Togo First : alors que vous étiez positionnés sur la technologie 4G (FH/LTE), vous annonciez il y a quelques mois un partenariat avec la CEET. Cet accord devrait vous permettre de déployer la fibre optique à Lomé. Pourquoi un tel basculement et où en êtes-vous dans le déploiement de la fibre optique ?

MB : Nous privilégions toujours la technologie FH qui offre aujourd’hui des possibilités de moins en moins éloignées de celles de la fibre. Notre partenariat avec la CEET avait pour objet de nous mettre au même niveau que nos homologues, et de répondre à des demandes ponctuelles de certains de nos clients. L’ambition n’est pas de couvrir Lomé de fibres.

Togo First : le gouvernement a lancé depuis fin 2018 l’ouverture partielle du capital de l’opérateur public. Avec votre manteau de patron de Téolis, comment appréciez-vous cette opération et que peut-elle apporter à votre start-up ?

MB : C’est une excellente initiative qui devrait donner les moyens à l’opérateur national d’accélérer la couverture du territoire par son réseau fibré, afin de permettre à des fournisseurs de services comme Teolis de partager une infrastructure plus complète, à des coûts plus optimisés.

Il y a d’autres initiatives portées par le gouvernement, qui permettront certainement d’améliorer l’écosystème. Par exemple, bien que nous n’ayons pas été impliqués dans la conception du Carrier Hotel, nous en serons potentiellement utilisateurs si les prix sont intéressants.

Togo First : Comment peut-on améliorer la qualité de l’internet au Togo ?

MB : On y travaille. Tout ne peut se faire en un jour. Je pense qu’il faut optimiser les prix d’accès à la capacité et c’est en cours. Il y a des discussions aujourd’hui. Les prix publics ont baissé mais les prix d’accès à la capacité internationale, non. Du coup, les opérateurs sont pris en sandwich. La baisse des prix favorisera plus d’investissements et de déploiements.

Il faut aussi travailler la collaboration entre les opérateurs. A Téolis, nous n’avons pas pour stratégie de faire des infrastructures, par contre on doit pouvoir partager l’infrastructure qui est faite par les autres.

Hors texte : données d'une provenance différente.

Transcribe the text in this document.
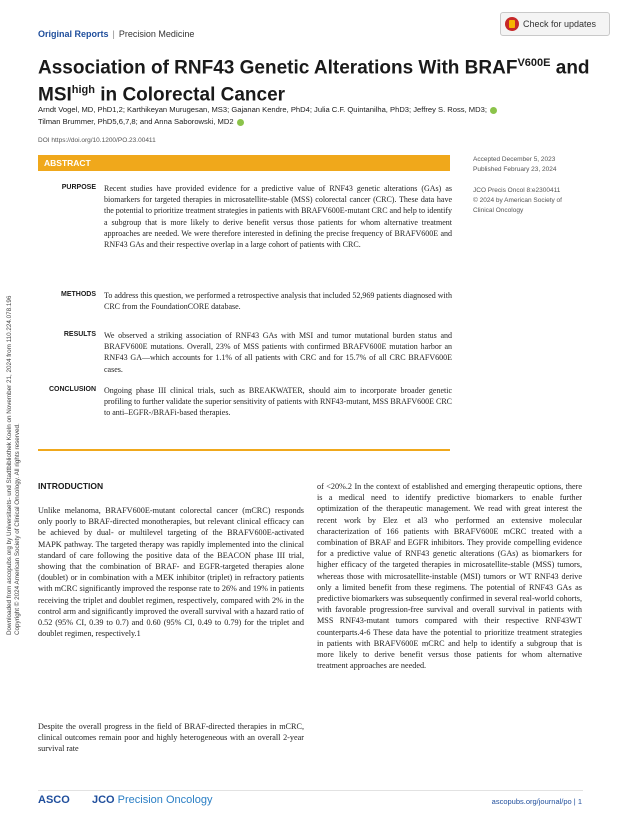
Original Reports | Precision Medicine
Check for updates
Association of RNF43 Genetic Alterations With $BRAF^{V600E}$ and $MSI^{high}$ in Colorectal Cancer
Arndt Vogel, MD, PhD1,2; Karthikeyan Murugesan, MS3; Gajanan Kendre, PhD4; Julia C.F. Quintanilha, PhD3; Jeffrey S. Ross, MD3;
Tilman Brummer, PhD5,6,7,8; and Anna Saborowski, MD2
DOI https://doi.org/10.1200/PO.23.00411
ABSTRACT
PURPOSE Recent studies have provided evidence for a predictive value of RNF43 genetic alterations (GAs) as biomarkers for targeted therapies in microsatellite-stable (MSS) colorectal cancer (CRC). These data have the potential to prioritize treatment strategies in patients with BRAFV600E-mutant CRC and help to identify a subgroup that is more likely to derive benefit versus those patients for whom alternative treatment approaches are needed. We were therefore interested in defining the precise frequency of BRAFV600E and RNF43 GAs and their respective overlap in a large cohort of patients with CRC.
METHODS To address this question, we performed a retrospective analysis that included 52,969 patients diagnosed with CRC from the FoundationCORE database.
RESULTS We observed a striking association of RNF43 GAs with MSI and tumor mutational burden status and BRAFV600E mutations. Overall, 23% of MSS patients with confirmed BRAFV600E mutation harbor an RNF43 GA—which accounts for 1.1% of all patients with CRC and for 15.7% of all CRC BRAFV600E cases.
CONCLUSION Ongoing phase III clinical trials, such as BREAKWATER, should aim to incorporate broader genetic profiling to further validate the superior sensitivity of patients with RNF43-mutant, MSS BRAFV600E CRC to anti–EGFR-/BRAFi-based therapies.
Accepted December 5, 2023
Published February 23, 2024
JCO Precis Oncol 8:e2300411
© 2024 by American Society of
Clinical Oncology
Downloaded from ascopubs.org by Universitaets- und Stadtbibliothek Koeln on November 21, 2024 from 110.224.078.196 Copyright © 2024 American Society of Clinical Oncology. All rights reserved. INTRODUCTION
Unlike melanoma, BRAFV600E-mutant colorectal cancer (mCRC) responds only poorly to BRAF-directed monotherapies, but relevant clinical efficacy can be achieved by dual- or multilevel targeting of the BRAFV600E-activated MAPK pathway. The targeted therapy was rapidly implemented into the clinical standard of care following the positive data of the BEACON phase III trial, showing that the combination of BRAF- and EGFR-targeted therapies alone (doublet) or in combination with a MEK inhibitor (triplet) in refractory patients with mCRC significantly improved the response rate to 26% and 19% in patients receiving the triplet and doublet regimen, respectively, compared with 2% in the control arm and significantly improved the overall survival with a hazard ratio of 0.52 (95% CI, 0.39 to 0.7) and 0.60 (95% CI, 0.49 to 0.79) for the triplet and doublet regimen, respectively.1
Despite the overall progress in the field of BRAF-directed therapies in mCRC, clinical outcomes remain poor and highly heterogeneous with an overall 2-year survival rate
of <20%.2 In the context of established and emerging therapeutic options, there is a medical need to identify predictive biomarkers to enable further optimization of the therapeutic management. We read with great interest the recent work by Elez et al3 who performed an extensive molecular characterization of 166 patients with BRAFV600E mCRC treated with a combination of BRAF and EGFR inhibitors. They provide compelling evidence for a predictive value of RNF43 genetic alterations (GAs) as biomarkers for higher efficacy of the targeted therapies in microsatellite-stable (MSS) tumors, whereas those with microsatellite-instable (MSI) tumors or WT RNF43 derive only a limited benefit from these regimens. The potential of RNF43 GAs as predictive biomarkers was subsequently confirmed in several real-world cohorts, with favorable progression-free survival and overall survival in patients with MSS RNF43-mutant tumors compared with their respective RNF43WT counterparts.4-6 These data have the potential to prioritize treatment strategies in patients with BRAFV600E mCRC and help to identify a subgroup that is more likely to derive benefit versus those patients for whom alternative treatment approaches are needed.
ASCO JCO Precision Oncology	ascopubs.org/journal/po | 1
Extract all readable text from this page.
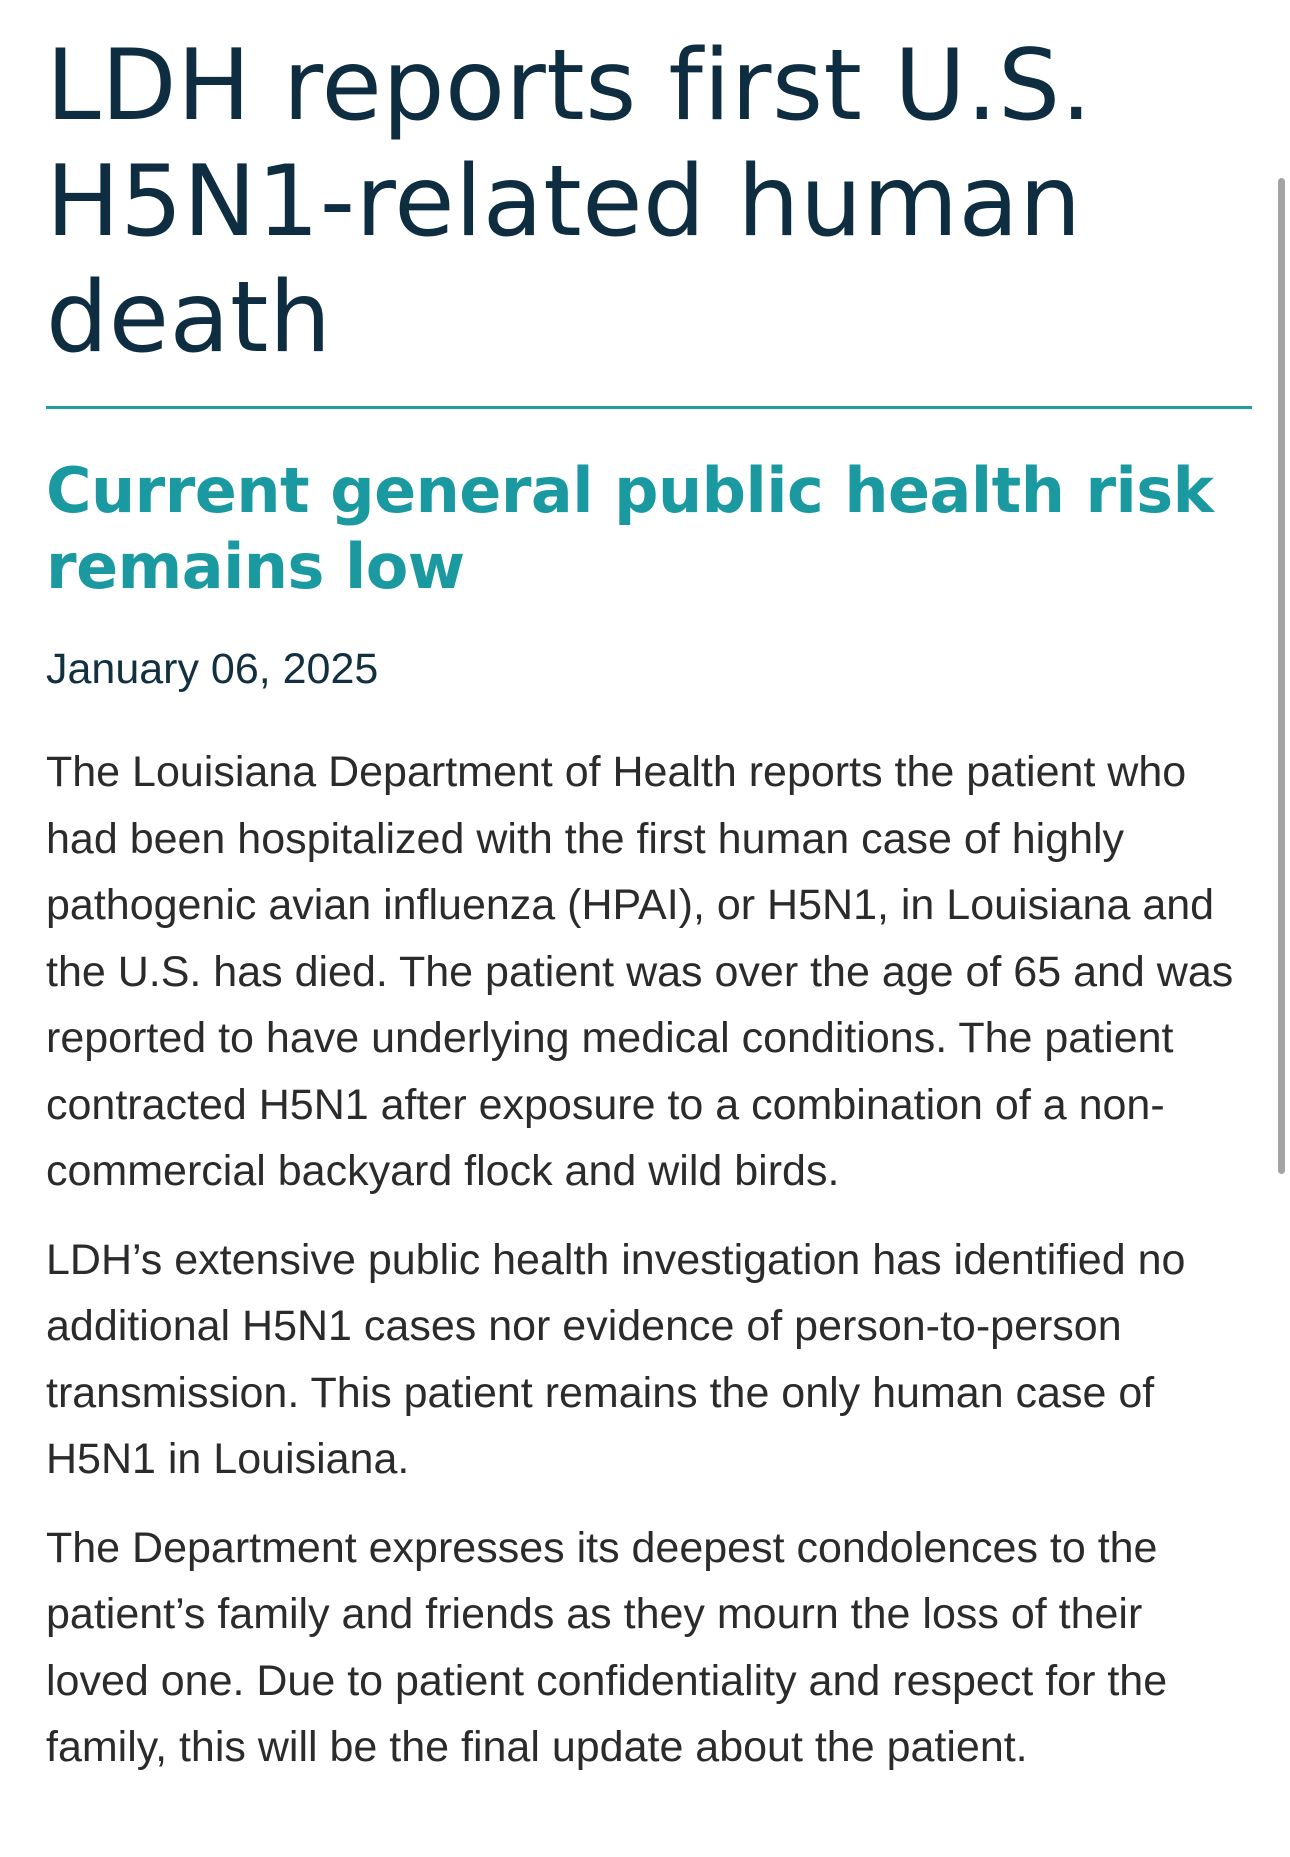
LDH reports first U.S. H5N1-related human death
Current general public health risk remains low
January 06, 2025

The Louisiana Department of Health reports the patient who had been hospitalized with the first human case of highly pathogenic avian influenza (HPAI), or H5N1, in Louisiana and the U.S. has died. The patient was over the age of 65 and was reported to have underlying medical conditions. The patient contracted H5N1 after exposure to a combination of a non-commercial backyard flock and wild birds.

LDH’s extensive public health investigation has identified no additional H5N1 cases nor evidence of person-to-person transmission. This patient remains the only human case of H5N1 in Louisiana.

The Department expresses its deepest condolences to the patient’s family and friends as they mourn the loss of their loved one. Due to patient confidentiality and respect for the family, this will be the final update about the patient.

C’est-à-dire que si j’ai un client dans un quartier qui est fibré par Togo Telecom, je dois pouvoir passer par leur réseau pour accéder à des prix optimisés.

Togo First : Si vous deviez faire le portrait du marché togolais, du haut de vos 12 mois d’expérience, que diriez-vous ?

MB : Le marché togolais s’est significativement transformé depuis quelques années avec l’arrivée des nouveaux FAI, ce qui constitue sans discussion un premier grand succès, avec la diminution drastique des coûts de connexion. On observe également une consommation de plus en plus forte de contenus avancés, avec de nouvelles contraintes de cybersécurité, induites par le haut débit.

Nous nous adaptons donc en apportant également des contenus audiovisuels « benchmarkés » par rapport aux appétences des populations togolaises locales et éloignés, des services à valeur ajoutée, mais également un accompagnement à la cybersécurité. Nous pensons que le monde rural va se développer significativement dans les années à venir, en cohérence avec les initiatives nationales, et qu’il est important que nous adaptions nos services, à cette nouvelle demande.

Interview réalisée par Fiacre E. Kakpo

 

Téolis a également lancé en 2018 une fondation éponyme dont le but est de soutenir et d’accompagner des projets dans le domaine de l’Education, la Culture, la Santé, le Sport et l’Environnement et les milieux ruraux. A cet effet, le fournisseur d’accès internet consacre 1% de ses redevances au financement des projets de ladite Fondation.